Other demonstrations took place in Vacaville, Sonora, and in Placer County. Parents have circulated a letter calling for their district to end masking rules.

“The Placer County Office of Education has been advocating for the State to identify what benchmarks must be met to end universal masking in classrooms,” said Michelle Eklund, a spokesperson for the Placer Office of Education. “To date, we have not yet received such guidance. However, the State set February 28 as the date to consider lifting the mask requirement in K-12 settings.”

While educators are seeking guidance, their hands are tied. The California Department of Public Health requires that all schools enforce universal masking, a rule that local districts cannot opt out of, Eklund points out.

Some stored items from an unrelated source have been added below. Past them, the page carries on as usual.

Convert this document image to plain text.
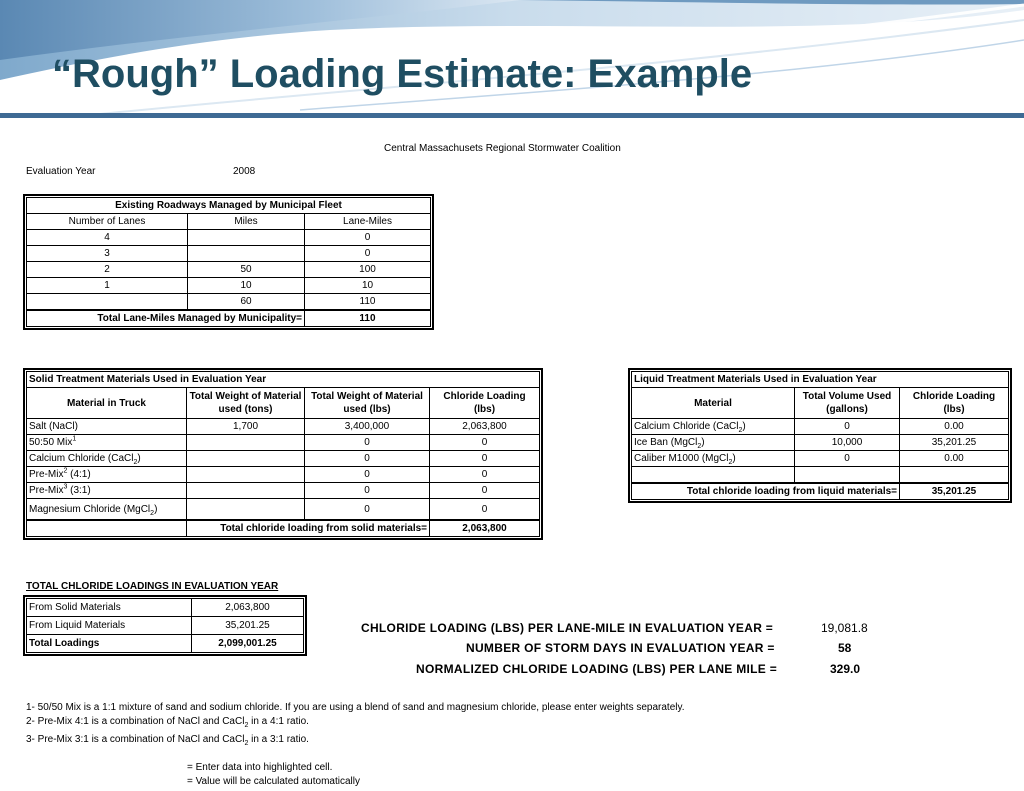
“Rough” Loading Estimate: Example
Central Massachusets Regional Stormwater Coalition
Evaluation Year	2008
Existing Roadways Managed by Municipal Fleet		
Number of Lanes	Miles	Lane-Miles
4		0
3		0
2	50	100
1	10	10
	60	110
Total Lane-Miles Managed by Municipality=		110
Solid Treatment Materials Used in Evaluation Year			
Material in Truck	Total Weight of Material used (tons)	Total Weight of Material used (lbs)	Chloride Loading (lbs)
Salt (NaCl)	1,700	3,400,000	2,063,800
50:50 Mix$^1$		0	0
Calcium Chloride (CaCl$_2$)		0	0
Pre-Mix$^2$ (4:1)		0	0
Pre-Mix$^3$ (3:1)		0	0
Magnesium Chloride (MgCl$_2$)		0	0
	Total chloride loading from solid materials=		2,063,800
Liquid Treatment Materials Used in Evaluation Year		
Material	Total Volume Used (gallons)	Chloride Loading (lbs)
Calcium Chloride (CaCl$_2$)	0	0.00
Ice Ban (MgCl$_2$)	10,000	35,201.25
Caliber M1000 (MgCl$_2$)	0	0.00

Total chloride loading from liquid materials=		35,201.25
TOTAL CHLORIDE LOADINGS IN EVALUATION YEAR
From Solid Materials	2,063,800
From Liquid Materials	35,201.25
Total Loadings	2,099,001.25
CHLORIDE LOADING (LBS) PER LANE-MILE IN EVALUATION YEAR =	19,081.8
NUMBER OF STORM DAYS IN EVALUATION YEAR =	58
NORMALIZED CHLORIDE LOADING (LBS) PER LANE MILE =	329.0
1- 50/50 Mix is a 1:1 mixture of sand and sodium chloride. If you are using a blend of sand and magnesium chloride, please enter weights separately.
2- Pre-Mix 4:1 is a combination of NaCl and CaCl$_2$ in a 4:1 ratio.
3- Pre-Mix 3:1 is a combination of NaCl and CaCl$_2$ in a 3:1 ratio.
= Enter data into highlighted cell.
= Value will be calculated automatically
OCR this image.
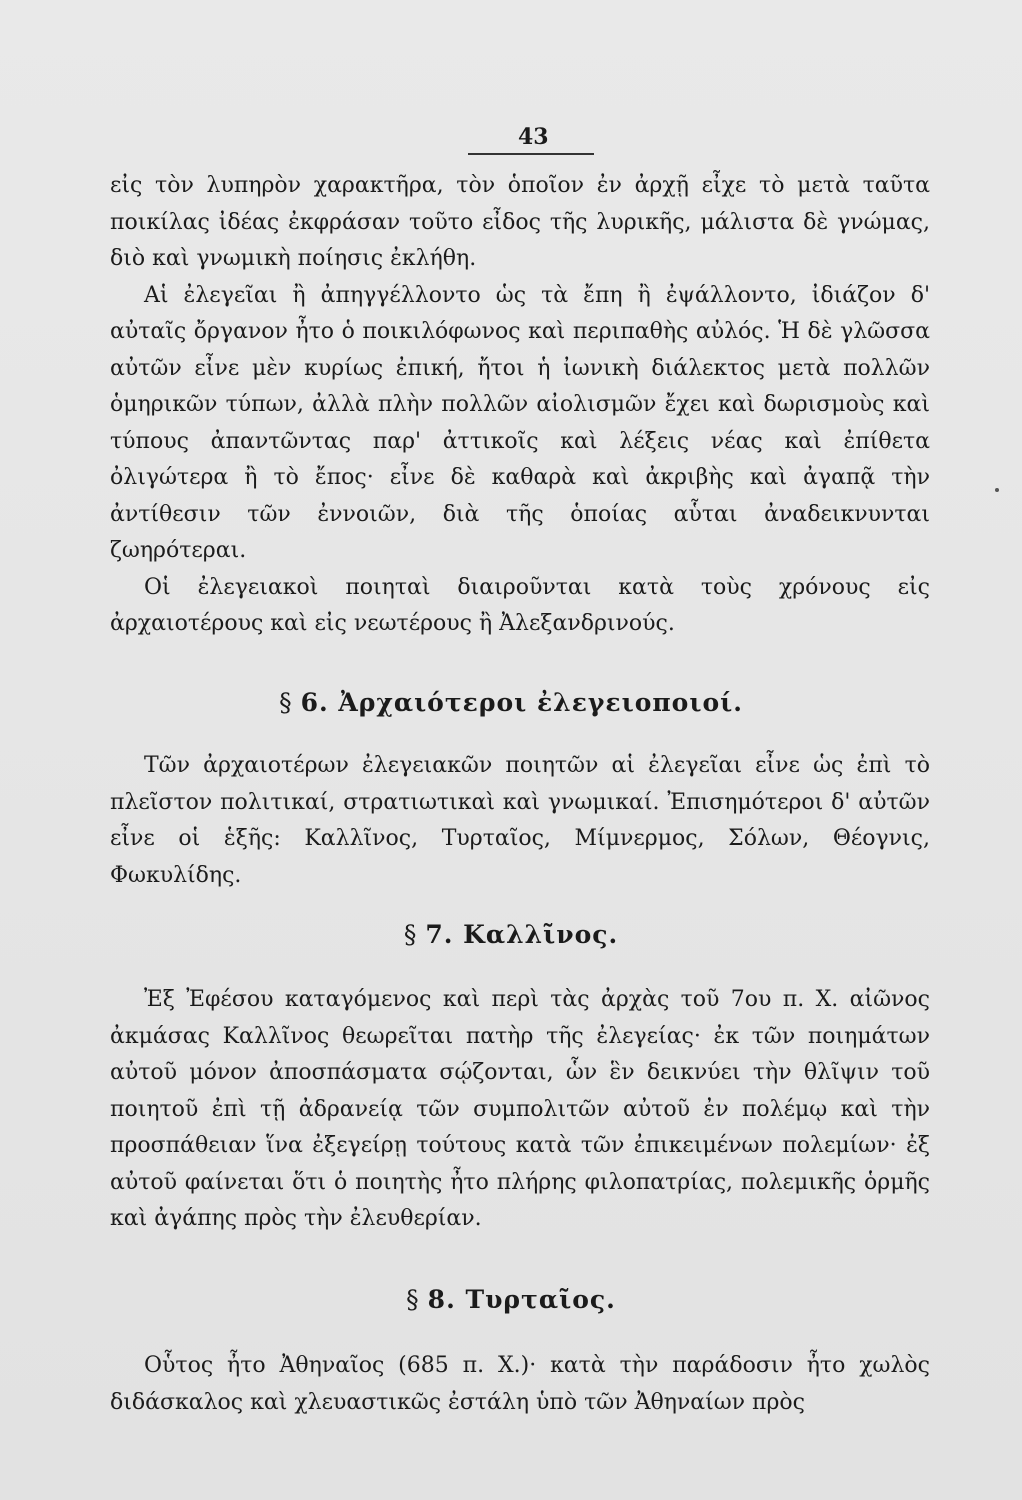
43

εἰς τὸν λυπηρὸν χαρακτῆρα, τὸν ὁποῖον ἐν ἀρχῇ εἶχε τὸ μετὰ ταῦτα ποικίλας ἰδέας ἐκφράσαν τοῦτο εἶδος τῆς λυρικῆς, μάλιστα δὲ γνώμας, διὸ καὶ γνωμικὴ ποίησις ἐκλήθη.

Αἱ ἐλεγεῖαι ἢ ἀπηγγέλλοντο ὡς τὰ ἔπη ἢ ἐψάλλοντο, ἰδιάζον δ' αὐταῖς ὄργανον ἦτο ὁ ποικιλόφωνος καὶ περιπαθὴς αὐλός. Ἡ δὲ γλῶσσα αὐτῶν εἶνε μὲν κυρίως ἐπική, ἤτοι ἡ ἰωνικὴ διάλεκτος μετὰ πολλῶν ὁμηρικῶν τύπων, ἀλλὰ πλὴν πολλῶν αἰολισμῶν ἔχει καὶ δωρισμοὺς καὶ τύπους ἀπαντῶντας παρ' ἀττικοῖς καὶ λέξεις νέας καὶ ἐπίθετα ὀλιγώτερα ἢ τὸ ἔπος· εἶνε δὲ καθαρὰ καὶ ἀκριβὴς καὶ ἀγαπᾷ τὴν ἀντίθεσιν τῶν ἐννοιῶν, διὰ τῆς ὁποίας αὗται ἀναδεικνυνται ζωηρότεραι.

Οἱ ἐλεγειακοὶ ποιηταὶ διαιροῦνται κατὰ τοὺς χρόνους εἰς ἀρχαιοτέρους καὶ εἰς νεωτέρους ἢ Ἀλεξανδρινούς.

§ 6. Ἀρχαιότεροι ἐλεγειοποιοί.

Τῶν ἀρχαιοτέρων ἐλεγειακῶν ποιητῶν αἱ ἐλεγεῖαι εἶνε ὡς ἐπὶ τὸ πλεῖστον πολιτικαί, στρατιωτικαὶ καὶ γνωμικαί. Ἐπισημότεροι δ' αὐτῶν εἶνε οἱ ἑξῆς: Καλλῖνος, Τυρταῖος, Μίμνερμος, Σόλων, Θέογνις, Φωκυλίδης.

§ 7. Καλλῖνος.

Ἐξ Ἐφέσου καταγόμενος καὶ περὶ τὰς ἀρχὰς τοῦ 7ου π. Χ. αἰῶνος ἀκμάσας Καλλῖνος θεωρεῖται πατὴρ τῆς ἐλεγείας· ἐκ τῶν ποιημάτων αὐτοῦ μόνον ἀποσπάσματα σῴζονται, ὧν ἓν δεικνύει τὴν θλῖψιν τοῦ ποιητοῦ ἐπὶ τῇ ἀδρανείᾳ τῶν συμπολιτῶν αὐτοῦ ἐν πολέμῳ καὶ τὴν προσπάθειαν ἵνα ἐξεγείρῃ τούτους κατὰ τῶν ἐπικειμένων πολεμίων· ἐξ αὐτοῦ φαίνεται ὅτι ὁ ποιητὴς ἦτο πλήρης φιλοπατρίας, πολεμικῆς ὁρμῆς καὶ ἀγάπης πρὸς τὴν ἐλευθερίαν.

§ 8. Τυρταῖος.

Οὗτος ἦτο Ἀθηναῖος (685 π. Χ.)· κατὰ τὴν παράδοσιν ἦτο χωλὸς διδάσκαλος καὶ χλευαστικῶς ἐστάλη ὑπὸ τῶν Ἀθηναίων πρὸς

“The decision on universal masking in schools lies with the State and not with our local hardworking educational leaders, teachers or school employees,” Eklund said. “The Placer County Office of Education encourages families to advocate for their students' best interests with CDPH.”

Some parents are outright against masking, and others just want to make the choice for their own children. They cite potential mental health impacts, question the effectiveness, and say masks are simply uncomfortable.  

While a vast majority of children continue to follow mask guidance in California schools, a handful are now being openly encouraged by their parents to defy the rule.

About 30 students chose not to wear face coverings to Oakview Elementary School in Orangevale on Tuesday, according to Raj Rai, a spokesperson for the San Juan Unified School District. About half of those students put their masks on after a call to their parents, the rest were either picked up or supervised outside of class for the remainder of the day.

Nynalea Lee and Rachel Kattan sent their nine-year-old kids to class at Natomas Park Elementary without their masks. The students were separated from their classes and worked independently for the day.

“They both entered class unmasked. We’re counseled several times asking to be masked. They were brave, ended up at the office,” Kattan said.

This all comes a day after California’s Health and Human Services Secretary Dr. Mark Ghaly announced he would not be rolling back school mask rules during a much anticipated press conference on Monday. Dr. Ghaly said he’ll revisit the conversation at the end of the month.

California public health leaders continue to back the science that masks are safe and effective for helping slow the spread of coronavirus. Updates from the California Department of Health on the issue of masking in schools are expected on Feb. 28.